Any sane person will forget to use gene doping. It is not for nothing that the body sets limits on building muscles, creating blood vessels or producing endorphins. Who says that a growth factor like IGF-1 is limited to only the muscle cells in which they are injected? If they strengthen cells elsewhere in the body, what are the consequences: bloated organs, a body out of balance, cancer? So far, no one has actually been caught with gene doping. But every time the Olympic Games are approaching, there is a lot of speculation about it again. However, many believe that the question is not whether gene doping will happen, but when. At the 2016, 2020 Games? Scientific progress has always helped elite sport, whether we like it or not. The financial interests and promise of fame and honor are too great for that.

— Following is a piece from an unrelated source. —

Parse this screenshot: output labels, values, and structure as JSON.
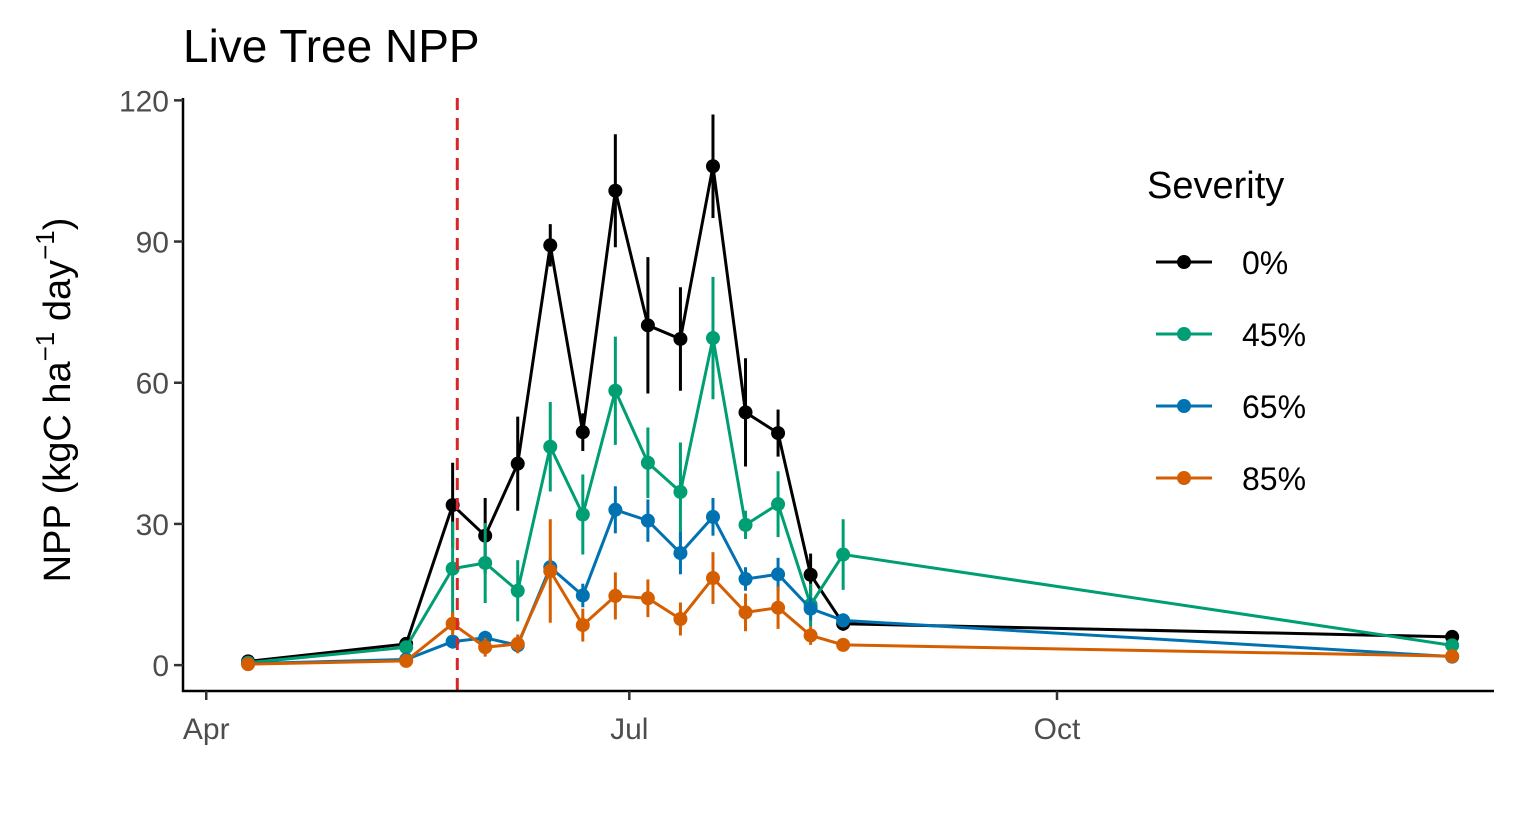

It is expected that when there is no stopping it, the doping authority will eventually also have to give in. This one thinks otherwise. The world anti-doping organization WADA has foreseen the rise of gene doping and put genetic doping on the list of prohibited substances and methods. The problem, however, is that there is as yet no reliable test for genetic doping. After all, these are human genes, which cannot be distinguished from the user’s genes. However, it is expected that tests will soon be available that can distinguish between the body’s own and foreign genes. But athletes will probably find a trick there too, as it has been the case for centuries. For they will win, whether it be with their own genes or with someone else’s.